NEC 2020 voltage drop math for EV charger installers working in Virginia.

Virginia EV installs frequently push past 100 ft of conductor — detached garages, parking-lot DCFC pedestals, and multifamily carport runs all add distance. NEC 2020 recommends a 3% branch / 5% total voltage-drop ceiling.

Worked example for Virginia

A 40 A Level 2 charger at 320 ft on 240 V single-phase #6 Cu shows roughly 5.2% drop. That's above the 3% NEC recommendation, so you'd upsize to #4 or #2 AWG to land back under 3%. Virginia's 0.88× ampacity correction is independent of voltage drop but applies on the same conductor pick.

Code & Utilities

The applicable code in Virginia is the NEC 2020, which the state adopted in 2021. That includes Article 625 (Electric Vehicle Power Transfer System) requirements: 125% continuous-load sizing on EVSE branch circuits, GFCI protection at outdoor receptacles, and provisions for energy management systems on shared circuits.

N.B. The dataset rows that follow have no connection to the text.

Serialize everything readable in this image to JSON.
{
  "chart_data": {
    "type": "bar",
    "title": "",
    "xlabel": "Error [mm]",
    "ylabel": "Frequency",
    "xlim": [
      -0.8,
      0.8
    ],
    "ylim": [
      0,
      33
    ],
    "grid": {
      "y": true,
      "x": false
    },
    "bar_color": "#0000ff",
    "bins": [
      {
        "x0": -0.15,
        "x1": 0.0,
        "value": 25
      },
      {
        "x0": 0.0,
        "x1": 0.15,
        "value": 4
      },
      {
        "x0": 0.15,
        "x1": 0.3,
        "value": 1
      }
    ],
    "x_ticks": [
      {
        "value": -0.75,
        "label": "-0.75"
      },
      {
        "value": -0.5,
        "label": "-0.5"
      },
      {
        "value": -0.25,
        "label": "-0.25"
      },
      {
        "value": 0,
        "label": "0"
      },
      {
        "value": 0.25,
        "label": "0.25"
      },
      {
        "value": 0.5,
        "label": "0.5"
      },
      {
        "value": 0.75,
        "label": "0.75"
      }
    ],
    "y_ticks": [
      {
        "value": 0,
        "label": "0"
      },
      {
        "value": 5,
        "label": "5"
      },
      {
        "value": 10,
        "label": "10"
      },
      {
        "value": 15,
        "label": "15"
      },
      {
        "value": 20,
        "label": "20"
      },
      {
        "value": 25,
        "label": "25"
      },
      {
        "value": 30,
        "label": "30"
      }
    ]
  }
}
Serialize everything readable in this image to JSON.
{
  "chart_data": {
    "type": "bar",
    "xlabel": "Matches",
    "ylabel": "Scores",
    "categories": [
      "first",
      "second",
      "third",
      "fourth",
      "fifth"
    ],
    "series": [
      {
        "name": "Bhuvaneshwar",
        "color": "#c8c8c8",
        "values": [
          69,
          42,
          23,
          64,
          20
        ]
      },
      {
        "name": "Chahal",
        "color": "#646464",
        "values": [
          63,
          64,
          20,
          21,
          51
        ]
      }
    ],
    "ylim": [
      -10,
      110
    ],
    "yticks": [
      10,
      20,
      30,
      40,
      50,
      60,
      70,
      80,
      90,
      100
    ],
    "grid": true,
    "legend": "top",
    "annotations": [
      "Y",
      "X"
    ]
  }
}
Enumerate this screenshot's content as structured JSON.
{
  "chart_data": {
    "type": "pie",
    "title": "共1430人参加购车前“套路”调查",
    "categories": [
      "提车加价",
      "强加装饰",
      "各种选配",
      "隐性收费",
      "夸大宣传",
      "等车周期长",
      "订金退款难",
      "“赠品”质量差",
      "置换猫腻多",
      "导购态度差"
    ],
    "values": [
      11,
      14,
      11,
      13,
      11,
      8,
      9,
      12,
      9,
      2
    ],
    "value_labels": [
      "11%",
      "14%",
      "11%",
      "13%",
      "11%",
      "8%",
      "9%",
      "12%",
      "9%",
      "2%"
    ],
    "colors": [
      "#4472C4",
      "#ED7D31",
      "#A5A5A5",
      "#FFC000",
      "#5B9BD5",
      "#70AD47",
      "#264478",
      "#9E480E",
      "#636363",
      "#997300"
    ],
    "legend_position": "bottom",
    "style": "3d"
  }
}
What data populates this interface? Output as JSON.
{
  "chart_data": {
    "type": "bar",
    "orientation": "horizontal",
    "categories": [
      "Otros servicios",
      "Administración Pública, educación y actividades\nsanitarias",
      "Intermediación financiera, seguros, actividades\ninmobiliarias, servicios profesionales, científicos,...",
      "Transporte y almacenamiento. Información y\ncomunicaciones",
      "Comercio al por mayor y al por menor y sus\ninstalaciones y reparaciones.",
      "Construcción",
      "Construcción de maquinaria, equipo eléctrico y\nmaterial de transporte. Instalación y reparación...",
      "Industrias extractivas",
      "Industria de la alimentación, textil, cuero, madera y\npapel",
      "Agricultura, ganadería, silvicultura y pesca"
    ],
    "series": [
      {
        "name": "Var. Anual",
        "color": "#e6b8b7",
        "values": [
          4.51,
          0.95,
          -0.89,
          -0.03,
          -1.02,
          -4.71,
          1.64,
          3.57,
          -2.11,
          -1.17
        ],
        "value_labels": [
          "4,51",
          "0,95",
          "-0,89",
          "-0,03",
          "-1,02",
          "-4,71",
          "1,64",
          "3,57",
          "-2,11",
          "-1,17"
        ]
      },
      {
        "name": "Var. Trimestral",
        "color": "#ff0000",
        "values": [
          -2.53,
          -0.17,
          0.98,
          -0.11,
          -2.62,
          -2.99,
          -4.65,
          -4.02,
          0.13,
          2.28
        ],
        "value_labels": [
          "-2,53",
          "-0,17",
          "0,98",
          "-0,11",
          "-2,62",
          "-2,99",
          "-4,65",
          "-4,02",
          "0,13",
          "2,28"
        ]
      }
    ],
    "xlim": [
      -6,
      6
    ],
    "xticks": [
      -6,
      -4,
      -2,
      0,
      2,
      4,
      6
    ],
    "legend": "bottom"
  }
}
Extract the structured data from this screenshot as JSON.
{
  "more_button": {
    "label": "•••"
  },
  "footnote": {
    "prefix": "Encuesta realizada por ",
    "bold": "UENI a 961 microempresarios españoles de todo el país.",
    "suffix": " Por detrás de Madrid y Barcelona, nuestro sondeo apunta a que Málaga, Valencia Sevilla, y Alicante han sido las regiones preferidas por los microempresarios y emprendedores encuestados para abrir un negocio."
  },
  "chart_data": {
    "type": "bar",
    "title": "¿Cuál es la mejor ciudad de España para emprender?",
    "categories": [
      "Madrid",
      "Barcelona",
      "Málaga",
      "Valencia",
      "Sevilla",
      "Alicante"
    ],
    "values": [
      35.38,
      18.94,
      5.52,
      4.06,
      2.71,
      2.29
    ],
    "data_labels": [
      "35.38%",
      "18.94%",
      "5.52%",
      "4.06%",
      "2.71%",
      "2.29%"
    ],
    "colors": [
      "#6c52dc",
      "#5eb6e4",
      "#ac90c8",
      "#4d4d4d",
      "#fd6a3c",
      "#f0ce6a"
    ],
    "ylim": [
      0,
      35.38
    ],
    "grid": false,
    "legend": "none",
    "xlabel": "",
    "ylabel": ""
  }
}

In Virginia, you'll most often interconnect with Dominion Energy Virginia, Appalachian Power, Old Dominion Electric Cooperative. Their make-ready, time-of-use, and demand-charge structures vary widely; pull the specific tariff before sizing service equipment.

Climate & Ampacity

Plan EV feeders against a 92°F ambient in Virginia — the resulting NEC 310.15(B) correction of 0.88× is what trims a #6 THWN-2 down to its true continuous rating. Because the correction is below 0.9, conductors that "look fine" on a 30°C ampacity table will not carry their nameplate current here — always derate explicitly.

Virginia takeaway

Voltage drop is a recommendation, not a hard NEC rule — but EVSEs throttle aggressively below ~228 V on a 240 V circuit, so customers in Virginia will notice any drop above 5%.